Occorre poi considerare che nei dataset utilizzati non ci sono solo opere protette da copyright e per le quali non è stata chiesta in via preventiva alcun tipo di autorizzazione all’utilizzo, ma anche dati dinamici e derivati da fonti pubbliche o scansionate (come ad esempio testi e libri fuori copyright, siti web o repository come Common Crawl).

Per avere un quadro d’insieme il più possibile completo sul tema occorre considerare che, anche se la rimozione diretta è impossibile, esistono alcune strategie che potrebbero essere in grado di mitigare il problema, come ad esempio, l’utilizzo di filtri in output, ovvero dei meccanismi che impediscono al modello di riprodurre direttamente parti di testi protetti da copyright, evitando che generi frasi identiche a quelle dei testi originali.

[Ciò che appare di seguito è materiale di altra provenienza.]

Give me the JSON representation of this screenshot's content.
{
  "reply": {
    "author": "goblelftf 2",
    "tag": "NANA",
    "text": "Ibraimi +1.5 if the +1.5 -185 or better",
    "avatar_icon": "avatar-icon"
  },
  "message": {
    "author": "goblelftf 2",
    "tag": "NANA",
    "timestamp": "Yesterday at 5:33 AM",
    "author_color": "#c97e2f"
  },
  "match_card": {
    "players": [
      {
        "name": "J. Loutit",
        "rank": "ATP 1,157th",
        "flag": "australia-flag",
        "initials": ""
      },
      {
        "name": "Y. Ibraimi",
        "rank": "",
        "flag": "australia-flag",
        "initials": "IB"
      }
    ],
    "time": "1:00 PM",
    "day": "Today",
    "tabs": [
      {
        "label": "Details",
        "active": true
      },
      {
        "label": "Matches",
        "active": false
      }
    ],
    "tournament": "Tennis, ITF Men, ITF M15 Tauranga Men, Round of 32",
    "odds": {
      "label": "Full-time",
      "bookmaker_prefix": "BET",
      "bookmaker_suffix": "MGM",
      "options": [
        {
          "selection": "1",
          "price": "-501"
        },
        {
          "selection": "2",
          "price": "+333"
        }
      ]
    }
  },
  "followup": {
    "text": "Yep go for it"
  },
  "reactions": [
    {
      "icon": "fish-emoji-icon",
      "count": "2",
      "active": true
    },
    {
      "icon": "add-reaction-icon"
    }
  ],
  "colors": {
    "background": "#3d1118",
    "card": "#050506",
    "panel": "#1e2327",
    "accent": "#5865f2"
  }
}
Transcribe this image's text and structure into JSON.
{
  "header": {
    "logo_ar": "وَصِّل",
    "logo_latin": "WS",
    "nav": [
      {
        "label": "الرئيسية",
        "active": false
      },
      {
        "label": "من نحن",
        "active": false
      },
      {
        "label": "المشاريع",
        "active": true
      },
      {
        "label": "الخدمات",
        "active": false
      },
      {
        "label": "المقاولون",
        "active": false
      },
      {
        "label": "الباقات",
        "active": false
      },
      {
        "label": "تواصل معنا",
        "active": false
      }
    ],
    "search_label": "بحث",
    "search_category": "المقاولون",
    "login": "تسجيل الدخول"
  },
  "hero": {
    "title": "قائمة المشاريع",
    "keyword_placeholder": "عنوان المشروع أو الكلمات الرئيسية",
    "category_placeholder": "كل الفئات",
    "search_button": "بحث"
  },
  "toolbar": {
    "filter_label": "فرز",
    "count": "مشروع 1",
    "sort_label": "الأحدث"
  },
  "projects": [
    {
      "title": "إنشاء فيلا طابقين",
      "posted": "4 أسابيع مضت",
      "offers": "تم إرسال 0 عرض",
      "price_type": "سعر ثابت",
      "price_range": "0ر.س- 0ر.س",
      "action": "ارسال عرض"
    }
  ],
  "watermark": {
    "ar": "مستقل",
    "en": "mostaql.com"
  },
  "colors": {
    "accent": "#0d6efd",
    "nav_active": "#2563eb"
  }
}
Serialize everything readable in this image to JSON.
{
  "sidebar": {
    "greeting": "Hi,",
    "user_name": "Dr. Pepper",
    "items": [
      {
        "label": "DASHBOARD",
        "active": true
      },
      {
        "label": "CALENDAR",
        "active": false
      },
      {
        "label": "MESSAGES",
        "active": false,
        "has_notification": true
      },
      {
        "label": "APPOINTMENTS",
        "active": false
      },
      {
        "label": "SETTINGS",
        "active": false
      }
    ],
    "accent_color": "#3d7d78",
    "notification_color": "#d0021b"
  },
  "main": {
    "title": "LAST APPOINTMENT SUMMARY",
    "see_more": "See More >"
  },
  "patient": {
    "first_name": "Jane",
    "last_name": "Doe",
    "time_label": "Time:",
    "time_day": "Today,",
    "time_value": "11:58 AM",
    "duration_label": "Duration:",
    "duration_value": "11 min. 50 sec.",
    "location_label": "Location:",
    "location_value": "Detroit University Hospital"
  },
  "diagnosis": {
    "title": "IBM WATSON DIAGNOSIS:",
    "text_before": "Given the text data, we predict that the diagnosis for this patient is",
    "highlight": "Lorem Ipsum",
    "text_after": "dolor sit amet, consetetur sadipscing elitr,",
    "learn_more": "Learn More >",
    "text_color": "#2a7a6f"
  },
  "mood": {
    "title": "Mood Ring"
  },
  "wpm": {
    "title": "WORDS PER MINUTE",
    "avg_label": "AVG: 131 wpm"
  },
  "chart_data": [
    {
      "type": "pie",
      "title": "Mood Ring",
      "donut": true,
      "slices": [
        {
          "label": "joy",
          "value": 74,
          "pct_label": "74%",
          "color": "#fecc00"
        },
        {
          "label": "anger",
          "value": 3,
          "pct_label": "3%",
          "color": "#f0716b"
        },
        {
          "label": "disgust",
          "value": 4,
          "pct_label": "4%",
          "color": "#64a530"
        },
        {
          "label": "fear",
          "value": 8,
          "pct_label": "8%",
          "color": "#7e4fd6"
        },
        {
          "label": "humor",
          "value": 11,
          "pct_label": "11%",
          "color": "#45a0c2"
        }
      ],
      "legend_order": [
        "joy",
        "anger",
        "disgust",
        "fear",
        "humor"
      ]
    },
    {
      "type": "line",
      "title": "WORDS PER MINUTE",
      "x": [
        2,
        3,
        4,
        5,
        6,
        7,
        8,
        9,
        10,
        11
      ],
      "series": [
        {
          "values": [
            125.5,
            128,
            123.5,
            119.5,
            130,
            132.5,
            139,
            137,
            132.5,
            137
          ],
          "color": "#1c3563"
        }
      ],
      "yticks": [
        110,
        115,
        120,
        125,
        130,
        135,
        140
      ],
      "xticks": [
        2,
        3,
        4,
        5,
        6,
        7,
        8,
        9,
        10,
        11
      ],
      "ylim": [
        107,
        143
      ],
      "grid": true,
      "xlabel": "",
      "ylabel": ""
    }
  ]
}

In ogni caso, come abbiamo visto, rimuovere un libro o un’opera da un modello di intelligenza artificiale già addestrato è una sfida tecnica al confine dell’impossibile: significherebbe, di fatto, ricominciare da zero.

Di fronte a modelli ormai consolidati, la via più pratica per sanare il conflitto tra diritto d’autore e tecnologia potrebbe essere quella di un compromesso economico: accordi di remunerazione tra le aziende di IA e i titolari dei diritti, un approccio che alcune realtà stanno già iniziando a esplorare.

Ma la soluzione, apparentemente semplice, nasconde un’insidia: come quantificare un “equo compenso” per un’opera assorbita da un algoritmo?

Senza un accordo generale – che coinvolga non solo aziende e autori, ma anche associazioni di categoria come garanti di un equilibrio – il rischio è di scivolare in una nuova ondata di contenziosi legali, con creatori e colossi tecnologici a dibattere sul valore di una library, di un singolo verso, articolo o brano musicale.

E se la risposta non fosse solo economica, ma richiedesse una rivoluzione normativa globale, magari con regole condivise sull’uso dei dati?

O se, alla fine, toccasse agli utenti stessi – noi che leggiamo, ascoltiamo, creiamo – pretendere trasparenza?

Una cosa è certa: nessuno ha mai detto che sarebbe stato semplice. E forse è proprio questa complessità a rendere il dibattito così drammaticamente urgente e incredibilmente affascinante.